As a second-time mum to be, I sometimes find it irresistible not to offer up advice to first timers, even though I recall how annoying it was to be on the receiving end of the ‘been there, done that’ comments when I was in that position myself.
One can only try not to come across as condescending, but, more often than not, I think that’s EXACTLY the way it comes across.
Or rather, that’s just the way it’s taken.
I just can’t help myself though.
I definitely think that there’s a certain type of over-sensitivity reserved only for pregnancy.
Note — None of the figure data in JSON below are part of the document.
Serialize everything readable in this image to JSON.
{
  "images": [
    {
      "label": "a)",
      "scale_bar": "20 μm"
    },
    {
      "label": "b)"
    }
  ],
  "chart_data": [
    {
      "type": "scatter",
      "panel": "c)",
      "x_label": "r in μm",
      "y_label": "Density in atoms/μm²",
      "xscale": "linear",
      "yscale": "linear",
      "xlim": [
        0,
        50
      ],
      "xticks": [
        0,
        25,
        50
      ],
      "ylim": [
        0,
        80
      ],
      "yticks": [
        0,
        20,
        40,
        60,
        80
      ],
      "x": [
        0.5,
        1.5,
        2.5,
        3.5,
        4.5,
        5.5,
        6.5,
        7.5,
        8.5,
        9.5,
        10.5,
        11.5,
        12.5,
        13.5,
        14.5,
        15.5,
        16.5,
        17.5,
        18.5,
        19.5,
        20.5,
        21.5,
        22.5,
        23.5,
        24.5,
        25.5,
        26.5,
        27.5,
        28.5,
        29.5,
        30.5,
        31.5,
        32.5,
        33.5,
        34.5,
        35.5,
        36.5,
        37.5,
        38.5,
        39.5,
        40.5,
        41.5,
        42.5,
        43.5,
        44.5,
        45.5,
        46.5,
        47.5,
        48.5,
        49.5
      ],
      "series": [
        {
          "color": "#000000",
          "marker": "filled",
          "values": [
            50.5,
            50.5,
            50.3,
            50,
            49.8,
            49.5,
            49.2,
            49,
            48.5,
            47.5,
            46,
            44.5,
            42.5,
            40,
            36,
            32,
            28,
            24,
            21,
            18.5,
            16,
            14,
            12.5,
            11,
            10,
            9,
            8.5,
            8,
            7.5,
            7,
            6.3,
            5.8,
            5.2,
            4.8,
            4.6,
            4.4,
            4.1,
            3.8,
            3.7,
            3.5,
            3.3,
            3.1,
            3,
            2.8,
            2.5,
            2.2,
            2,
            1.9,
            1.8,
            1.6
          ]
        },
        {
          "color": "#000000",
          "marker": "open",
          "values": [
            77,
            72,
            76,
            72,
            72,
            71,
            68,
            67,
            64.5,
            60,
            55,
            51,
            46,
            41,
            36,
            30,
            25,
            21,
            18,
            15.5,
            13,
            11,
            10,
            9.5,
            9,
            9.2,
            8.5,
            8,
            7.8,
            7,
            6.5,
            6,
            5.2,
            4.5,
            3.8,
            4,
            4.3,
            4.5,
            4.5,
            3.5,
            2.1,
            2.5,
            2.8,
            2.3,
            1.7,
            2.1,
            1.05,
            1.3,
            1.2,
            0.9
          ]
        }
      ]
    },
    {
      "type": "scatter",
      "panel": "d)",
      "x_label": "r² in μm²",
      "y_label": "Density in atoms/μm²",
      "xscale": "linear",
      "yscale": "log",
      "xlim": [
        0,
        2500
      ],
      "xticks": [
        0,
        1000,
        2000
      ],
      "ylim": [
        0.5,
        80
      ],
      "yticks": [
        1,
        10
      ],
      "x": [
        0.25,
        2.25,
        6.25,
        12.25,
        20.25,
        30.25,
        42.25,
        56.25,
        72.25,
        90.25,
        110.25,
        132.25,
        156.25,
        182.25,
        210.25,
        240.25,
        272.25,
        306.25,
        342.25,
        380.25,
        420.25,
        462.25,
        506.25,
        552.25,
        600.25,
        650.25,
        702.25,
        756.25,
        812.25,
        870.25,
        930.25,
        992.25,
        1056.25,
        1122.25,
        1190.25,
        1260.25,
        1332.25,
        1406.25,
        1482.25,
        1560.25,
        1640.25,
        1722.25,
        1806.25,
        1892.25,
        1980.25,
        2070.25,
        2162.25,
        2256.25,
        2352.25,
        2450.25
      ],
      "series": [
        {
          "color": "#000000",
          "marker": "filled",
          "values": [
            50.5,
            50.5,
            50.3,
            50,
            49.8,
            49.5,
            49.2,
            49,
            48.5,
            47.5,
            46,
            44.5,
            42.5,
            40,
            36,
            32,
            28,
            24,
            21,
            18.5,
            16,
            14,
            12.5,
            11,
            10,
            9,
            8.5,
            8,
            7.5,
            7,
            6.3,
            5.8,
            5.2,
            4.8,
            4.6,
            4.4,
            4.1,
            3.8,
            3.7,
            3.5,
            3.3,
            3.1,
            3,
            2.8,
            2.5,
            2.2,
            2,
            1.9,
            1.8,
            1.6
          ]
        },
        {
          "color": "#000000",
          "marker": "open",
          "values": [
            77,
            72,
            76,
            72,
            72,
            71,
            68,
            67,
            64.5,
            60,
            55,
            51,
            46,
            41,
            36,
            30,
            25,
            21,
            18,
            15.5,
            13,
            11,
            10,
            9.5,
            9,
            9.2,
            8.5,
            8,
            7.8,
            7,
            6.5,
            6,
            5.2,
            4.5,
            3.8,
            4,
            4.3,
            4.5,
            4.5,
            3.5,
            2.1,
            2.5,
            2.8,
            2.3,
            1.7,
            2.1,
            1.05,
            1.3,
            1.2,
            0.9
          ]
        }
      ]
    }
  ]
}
As much as one knows it’s silly; the internal reaction to even the most innocent of comments is still there.
I wasn’t too bad first time round at being touchy, but I’m sure making up for it now that I’m resembling a land locked porpoise in sweat pants.
Take, for example, the classic throwaway comment about size:
“Oh, you’re quite big for only six months.”
“Really? You’re bump is very neat”
Or (my most commonly received):
“Wow, you’re way bigger than last time. But I guess that’s just second babies for you – everything’s a bit more stretched.”
Coz, yeah. That makes it ok for you to point that all out then?
Even if it is true!
I jest. Slightly.
Or rather, am making a conscious effort to laugh it off.
Plus, I find that going into a conversation stating:
“I feel huge this time around”
will nine times out of ten force the person on the other side to react immediately with a retort of:
“No you don’t, you’re looking fab/glowing/blooming”
type response, which, whilst utterly insincere, allows me to move on with my day in a better mood.
But at what point is it ok to pose comments or questions and when is it a step too far?
Another strange one that I encountered the other day was in a beauty parlour.
They were offering a good deal on a pregnancy massage and so I decided to pop in.
As a first time client, I had to fill in the usual medical & disclaimer form, plus a special “all bets are off” pregnancy one.
The pregnancy form asked me a number of quite probing things including:
1) Do I have a birth plan; and
2) Do I feel that I have enough friend and family support in the area.
Before the treatment, the teenaged beauty therapist then sat and went through it all with me.
Worse still, I found myself trying to convince her that I was going to try my best to avoid pain relief if I possibly could.
She nodded along whilst making notes for my file.
Correct me if I’m wrong, but I thought I was there for some oil to be rubbed on my back and a sleep.
Not for a Spanish Inquisition about my nether regions from a small bright orange woman half my age.
This form felt a tad too personal in the context of a beauty treatment.
But I just wanted my god damn massage so just answered as compliantly and efficiently as possible.
In hindsight, I should have asked her what she would have done if I had said no to number 2?
Call salon services?
Perhaps I’m being overly critical.
Why not ask the question?
It comes from a good place, right?
And I answered it.
Technically speaking, this validates it.
Perhaps this line of questioning is merely providing the perfect example of my own pregnancy over-sensitivity or, worse still, could even be a symptom of me fearing stigma around being placed on any kind of mood spectrum right now. By anyone.
I don’t know.
(I’m feeling fine by the way!)
What do you think? TMI or helpful line of questioning in the salon? Are there any situations you find yourselves in where others overstep the prying/straight talking line.